Characterisation of foot-and-mouth disease virus strains circulating in Turkey during 1996-2004.

Two genotypes of foot-and-mouth disease virus serotype A were identified as the cause of disease outbreaks in Turkey during 1996-2004, while serotype O strains, identified during the same period, seem to represent an evolutionary continuum, and Asia1 strains were only rarely identified. The data presented are concordant with the conclusion that serotype A strains are repeatedly introduced to Turkey from the east and circulate only transiently in farming communities, while type O strains persist and re-emerge from endemic areas of Turkey. The co-circulation of strains belonging to two A genotypes for 6 years, as observed in the present study, is a remarkable difference compared to previous decades in which only one A genotype was transiently circulating, successively being replaced by others.
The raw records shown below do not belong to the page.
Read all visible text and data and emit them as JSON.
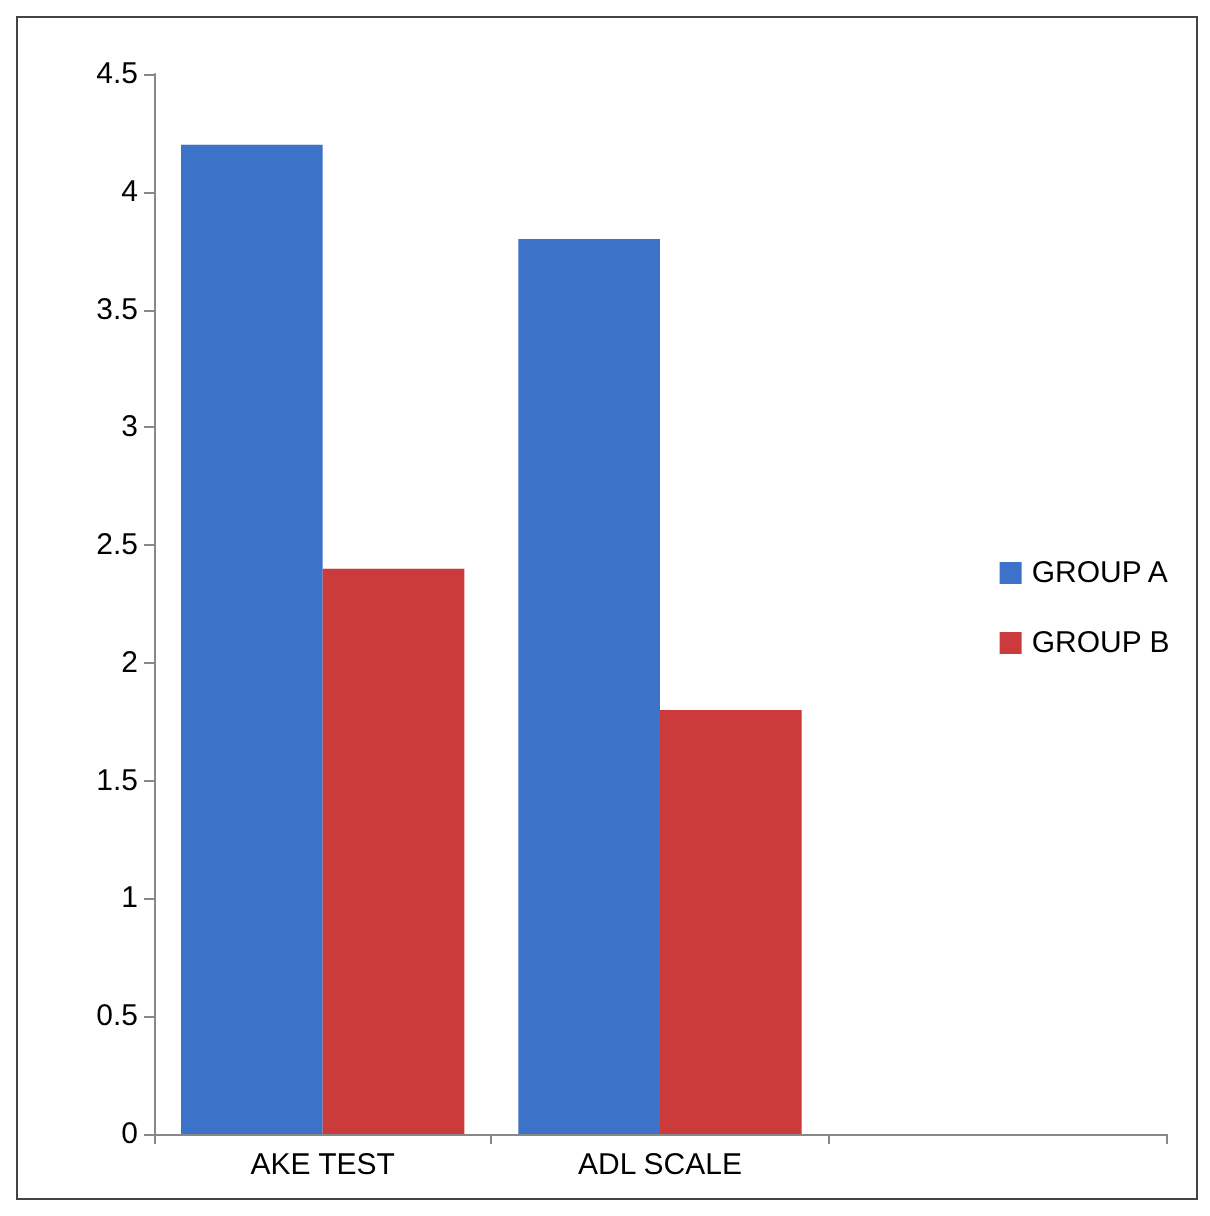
{
  "chart_data": {
    "type": "bar",
    "categories": [
      "AKE TEST",
      "ADL SCALE",
      null
    ],
    "series": [
      {
        "name": "GROUP A",
        "color": "#3c72c8",
        "values": [
          4.2,
          3.8,
          null
        ]
      },
      {
        "name": "GROUP B",
        "color": "#cc3b3b",
        "values": [
          2.4,
          1.8,
          null
        ]
      }
    ],
    "ylim": [
      0,
      4.5
    ],
    "yticks": [
      0,
      0.5,
      1,
      1.5,
      2,
      2.5,
      3,
      3.5,
      4,
      4.5
    ],
    "grid": false,
    "legend": "right"
  }
}
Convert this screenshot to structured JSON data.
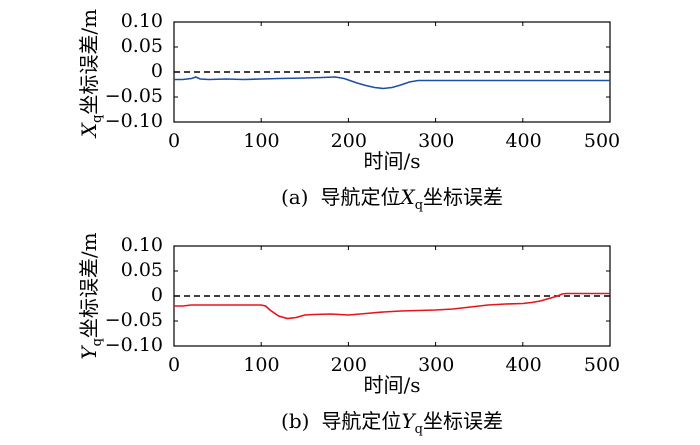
{
  "chart_data": [
    {
      "type": "line",
      "panel_label": "(a)",
      "caption_prefix": "导航定位",
      "caption_var": "X",
      "caption_sub": "q",
      "caption_suffix": "坐标误差",
      "ylabel_var": "X",
      "ylabel_sub": "q",
      "ylabel_text": "坐标误差/m",
      "xlabel": "时间/s",
      "xlim": [
        0,
        500
      ],
      "ylim": [
        -0.1,
        0.1
      ],
      "xticks": [
        0,
        100,
        200,
        300,
        400,
        500
      ],
      "xtick_labels": [
        "0",
        "100",
        "200",
        "300",
        "400",
        "500"
      ],
      "yticks": [
        -0.1,
        -0.05,
        0,
        0.05,
        0.1
      ],
      "ytick_labels": [
        "−0.10",
        "−0.05",
        "0",
        "0.05",
        "0.10"
      ],
      "reference_line": {
        "y": 0,
        "style": "dashed",
        "color": "#000000"
      },
      "series": [
        {
          "color": "#1f4ea6",
          "x": [
            0,
            10,
            20,
            25,
            30,
            40,
            60,
            80,
            100,
            120,
            150,
            170,
            185,
            195,
            200,
            210,
            220,
            230,
            240,
            250,
            260,
            270,
            280,
            300,
            350,
            400,
            450,
            500
          ],
          "y": [
            -0.015,
            -0.015,
            -0.013,
            -0.01,
            -0.014,
            -0.015,
            -0.014,
            -0.015,
            -0.014,
            -0.013,
            -0.012,
            -0.011,
            -0.01,
            -0.013,
            -0.016,
            -0.022,
            -0.027,
            -0.031,
            -0.033,
            -0.031,
            -0.026,
            -0.02,
            -0.017,
            -0.017,
            -0.017,
            -0.017,
            -0.017,
            -0.017
          ]
        }
      ]
    },
    {
      "type": "line",
      "panel_label": "(b)",
      "caption_prefix": "导航定位",
      "caption_var": "Y",
      "caption_sub": "q",
      "caption_suffix": "坐标误差",
      "ylabel_var": "Y",
      "ylabel_sub": "q",
      "ylabel_text": "坐标误差/m",
      "xlabel": "时间/s",
      "xlim": [
        0,
        500
      ],
      "ylim": [
        -0.1,
        0.1
      ],
      "xticks": [
        0,
        100,
        200,
        300,
        400,
        500
      ],
      "xtick_labels": [
        "0",
        "100",
        "200",
        "300",
        "400",
        "500"
      ],
      "yticks": [
        -0.1,
        -0.05,
        0,
        0.05,
        0.1
      ],
      "ytick_labels": [
        "−0.10",
        "−0.05",
        "0",
        "0.05",
        "0.10"
      ],
      "reference_line": {
        "y": 0,
        "style": "dashed",
        "color": "#000000"
      },
      "series": [
        {
          "color": "#e8141b",
          "x": [
            0,
            10,
            20,
            40,
            60,
            80,
            100,
            105,
            110,
            120,
            130,
            140,
            150,
            160,
            180,
            200,
            220,
            240,
            260,
            280,
            300,
            320,
            340,
            360,
            380,
            400,
            410,
            420,
            430,
            440,
            445,
            450,
            470,
            500
          ],
          "y": [
            -0.02,
            -0.02,
            -0.018,
            -0.018,
            -0.018,
            -0.018,
            -0.018,
            -0.02,
            -0.028,
            -0.04,
            -0.045,
            -0.043,
            -0.038,
            -0.037,
            -0.036,
            -0.038,
            -0.035,
            -0.032,
            -0.03,
            -0.029,
            -0.028,
            -0.026,
            -0.022,
            -0.018,
            -0.016,
            -0.015,
            -0.013,
            -0.01,
            -0.005,
            0.0,
            0.004,
            0.005,
            0.005,
            0.005
          ]
        }
      ]
    }
  ]
}
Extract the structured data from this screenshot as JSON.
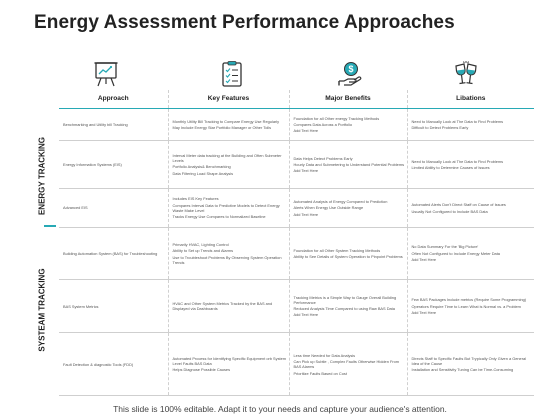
{
  "title": "Energy Assessment Performance Approaches",
  "accent_color": "#27a9b5",
  "icons": [
    "presentation-board-icon",
    "checklist-icon",
    "money-hand-icon",
    "wine-glasses-icon"
  ],
  "sections": [
    "ENERGY TRACKING",
    "SYSTEAM TRACKING"
  ],
  "columns": [
    "Approach",
    "Key Features",
    "Major Benefits",
    "Libations"
  ],
  "rows": [
    {
      "approach": [
        "Benchmarking and Utility bill Tracking"
      ],
      "features": [
        "Monthly Utility Bill Tracking to Compare Energy Use Regularly",
        "May Include Energy Star Portfolio Manager or Other Tolls"
      ],
      "benefits": [
        "Foundation for all Other energy Tracking Methods",
        "Compares Data Across a Portfolio",
        "Add Text Here"
      ],
      "libations": [
        "Need to Manually Look at The Data to Find Problems",
        "Difficult to Detect Problems Early"
      ]
    },
    {
      "approach": [
        "Energy Information Systems (EIS)"
      ],
      "features": [
        "Interval Meter data tracking at the Building and Often Submeter Levels",
        "Portfolio Analysis& Benchmarking",
        "Data Filtering Load Shape Analysis"
      ],
      "benefits": [
        "Data Helps Detect Problems Early",
        "Hourly Data and Submetering to Understand Potential Problems",
        "Add Text Here"
      ],
      "libations": [
        "Need to Manually Look at The Data to Find Problems",
        "Limited Ability to Determine Causes of Issues"
      ]
    },
    {
      "approach": [
        "Advanced EIS"
      ],
      "features": [
        "Includes EIS Key Features",
        "Compares Interval Data to Predictive Models to Detect Energy Waste Make Level",
        "Tracks Energy Use Compares to Normalized Baseline"
      ],
      "benefits": [
        "Automated Analysis of Energy Compared to Prediction",
        "Alerts When Energy Use Outside Range",
        "Add Text Here"
      ],
      "libations": [
        "Automated Alerts Don't Direct Staff on Cause of Issues",
        "Usually Not Configured to Include BAS Data"
      ]
    },
    {
      "approach": [
        "Building Automation System (BAS) for Troubleshooting"
      ],
      "features": [
        "Primarily HVAC, Lighting Control",
        "Ability to Set up Trends and Alarms",
        "Use to Troubleshoot Problems By Observing System Operation Trends"
      ],
      "benefits": [
        "Foundation for all Other System Tracking Methods",
        "Ability to See Details of System Operation to Pinpoint Problems"
      ],
      "libations": [
        "No Data Summary For the 'Big Picture'",
        "Often Not Configured to Include Energy Meter Data",
        "Add Text Here"
      ]
    },
    {
      "approach": [
        "BAS System Metrics"
      ],
      "features": [
        "HVAC and Other System Metrics Tracked by the BAS and Displayed via Dashboards"
      ],
      "benefits": [
        "Tracking Metrics is a Simple Way to Gauge Overall Building Performance",
        "Reduced Analysis Time Compared to using Raw BAS Data",
        "Add Text Here"
      ],
      "libations": [
        "Few BAS Packages Include metrics (Require Some Programming)",
        "Operators Require Time to Learn What is Normal vs. a Problem",
        "Add Text Here"
      ]
    },
    {
      "approach": [
        "Fault Detection & diagnostic Tools (FDD)"
      ],
      "features": [
        "Automated Process for Identifying Specific Equipment orb System Level Faults BAS Data",
        "Helps Diagnose Possible Causes"
      ],
      "benefits": [
        "Less time Needed for Data Analysis",
        "Can Pick up Subtle , Complex Faults Otherwise Hidden From BAS Alarms",
        "Prioritize Faults Based on Cost"
      ],
      "libations": [
        "Directs Staff to Specific Faults But Trypically Only Given a General Idea of the Cause",
        "Installation and Sensitivity Tuning Can be Time-Consuming"
      ]
    }
  ],
  "footer": "This slide is 100% editable. Adapt it to your needs and capture your audience's attention."
}
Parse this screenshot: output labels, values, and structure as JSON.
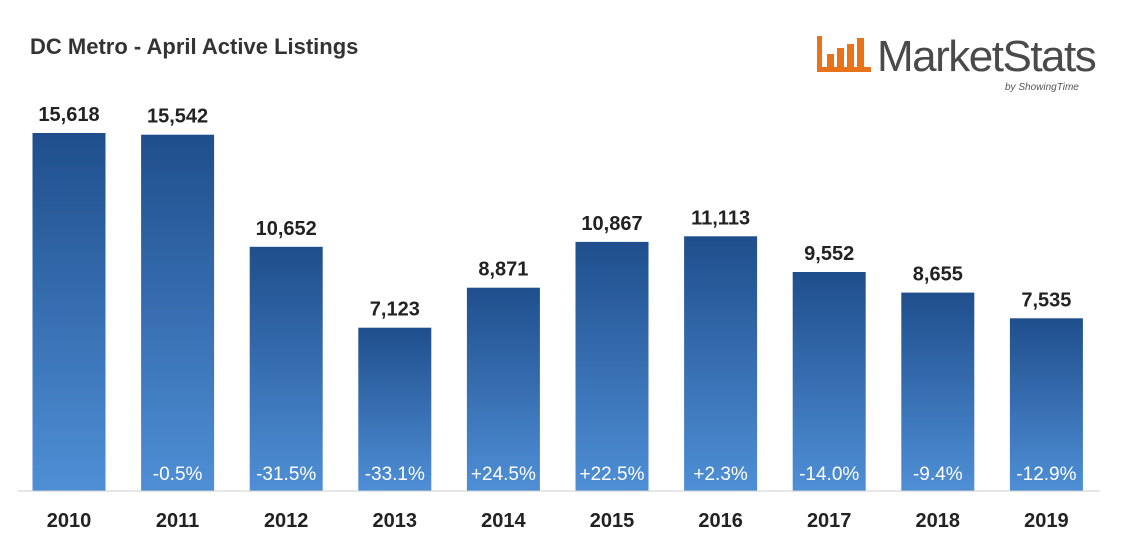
{
  "title": "DC Metro - April Active Listings",
  "logo": {
    "text": "MarketStats",
    "subtext": "by ShowingTime",
    "accent_color": "#e8731a"
  },
  "chart_data": {
    "type": "bar",
    "title": "DC Metro - April Active Listings",
    "xlabel": "",
    "ylabel": "",
    "categories": [
      "2010",
      "2011",
      "2012",
      "2013",
      "2014",
      "2015",
      "2016",
      "2017",
      "2018",
      "2019"
    ],
    "values": [
      15618,
      15542,
      10652,
      7123,
      8871,
      10867,
      11113,
      9552,
      8655,
      7535
    ],
    "value_labels": [
      "15,618",
      "15,542",
      "10,652",
      "7,123",
      "8,871",
      "10,867",
      "11,113",
      "9,552",
      "8,655",
      "7,535"
    ],
    "change_labels": [
      "",
      "-0.5%",
      "-31.5%",
      "-33.1%",
      "+24.5%",
      "+22.5%",
      "+2.3%",
      "-14.0%",
      "-9.4%",
      "-12.9%"
    ],
    "ylim": [
      0,
      15618
    ],
    "grid": false,
    "bar_color_top": "#1f4e8c",
    "bar_color_bottom": "#4f8fd6"
  }
}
This co-circulation was observed in spite of enforcement countrywide of biannual vaccination of more than 50% of the cattle during the same period. Mean r(1) values of 0.70 +/- 0.19 and 0.39 +/- 0.04 found for A96 and A99 isolates, respectively, compared to the A96 vaccine component reveal antigenic differences but also imply that the vaccine in use in Turkey should provide protection against both genotypes. It is suggested that further studies to reveal the nature of the difference in epidemiological dynamics of type A and type O strains might lead to an understanding of the measures required to control foot-and-mouth disease in islands of persistent circulation.